Lung cancer is due to exposure to fine particles PM2.5, those resulting in particular from exhaust gases or waste incinerators. If this link had been established for a long time, British scientists have understood how air pollution triggers cancer in the human body and presented their results on Saturday September 10 at the European Cancer Congress, which is being held in Paris.

This cancer develops around a gene present in the human body, more precisely a mutation of the EGFR gene, deciphers Dr. Suzette Delaloge, oncologist at the Gustave Roussy Anti-Cancer Institute in Villejuif: “What they demonstrate is that in normal tissue with an EGFR mutation that the intervention of small particles of the pollutant PM 2.5 will create a micro-environment, an inflammation that will promote cancer. Conceptually , it’s a pretty, very clear demonstration and for which we still had little at this level.”

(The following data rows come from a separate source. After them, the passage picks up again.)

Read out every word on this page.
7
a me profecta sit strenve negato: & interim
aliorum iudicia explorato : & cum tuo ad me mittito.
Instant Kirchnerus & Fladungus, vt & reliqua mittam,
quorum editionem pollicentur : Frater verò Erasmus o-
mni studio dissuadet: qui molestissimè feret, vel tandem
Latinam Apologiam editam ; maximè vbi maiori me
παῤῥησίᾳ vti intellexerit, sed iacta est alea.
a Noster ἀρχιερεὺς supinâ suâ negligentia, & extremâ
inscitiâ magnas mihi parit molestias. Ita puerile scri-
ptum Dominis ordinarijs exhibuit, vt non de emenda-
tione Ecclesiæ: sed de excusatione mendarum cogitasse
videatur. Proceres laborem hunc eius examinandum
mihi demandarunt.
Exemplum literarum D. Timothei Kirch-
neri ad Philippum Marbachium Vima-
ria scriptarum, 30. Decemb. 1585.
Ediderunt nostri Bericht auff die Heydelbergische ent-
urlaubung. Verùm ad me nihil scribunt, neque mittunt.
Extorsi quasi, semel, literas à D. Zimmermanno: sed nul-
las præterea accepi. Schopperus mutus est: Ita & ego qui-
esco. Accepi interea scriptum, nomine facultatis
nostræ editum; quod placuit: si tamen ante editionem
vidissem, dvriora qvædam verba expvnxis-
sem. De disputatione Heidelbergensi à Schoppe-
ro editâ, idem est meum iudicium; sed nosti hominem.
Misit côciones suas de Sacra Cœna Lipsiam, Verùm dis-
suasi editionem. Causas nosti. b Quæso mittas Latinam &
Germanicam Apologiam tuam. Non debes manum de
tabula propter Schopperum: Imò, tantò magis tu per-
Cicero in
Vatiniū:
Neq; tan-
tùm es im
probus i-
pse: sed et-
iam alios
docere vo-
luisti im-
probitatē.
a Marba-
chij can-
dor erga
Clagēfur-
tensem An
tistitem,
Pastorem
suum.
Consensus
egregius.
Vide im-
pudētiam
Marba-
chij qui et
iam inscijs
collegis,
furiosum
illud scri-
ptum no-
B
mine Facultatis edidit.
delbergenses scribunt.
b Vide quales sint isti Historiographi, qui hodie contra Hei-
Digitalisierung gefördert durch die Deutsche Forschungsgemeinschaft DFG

If the mechanisms are now known, it is interesting to note that not everyone has this mutated EGFR gene. “The older we get, the more mutations we have and we have a lot of them in fact. EGFR mutations are present in 30% of normal lungs, if we do biopsies”explains Dr. Suzette Delaloge. “It’s a bit of a coincidence that at some point you will have this mutation and you will be exposed to pollutants.”

“So for example if you never have an EGFR mutation in your normal tissues, you don’t develop pollution-related cancers, even when exposed.”

Dr Suzette Delaloge, oncologist

at franceinfo

This discovery opens up avenues for research on pollution-related lung cancer. “We should be able in the coming years to intercept these cancers much betteradds Dr Suzette Delaloge. Intercepting means both detecting them earlier and treating them. That is to say that in fact, we will have drugs that will prevent the action of pollutants on the lung and potentially prevent the occurrence of cancer.

The study does not say how long you need to have been exposed to fine particle pollution, or in what proportion. But in Asia, where these lung cancers frequently develop in non-smokers who are very exposed to pollution, they generally start in patients who are just under 50 years old.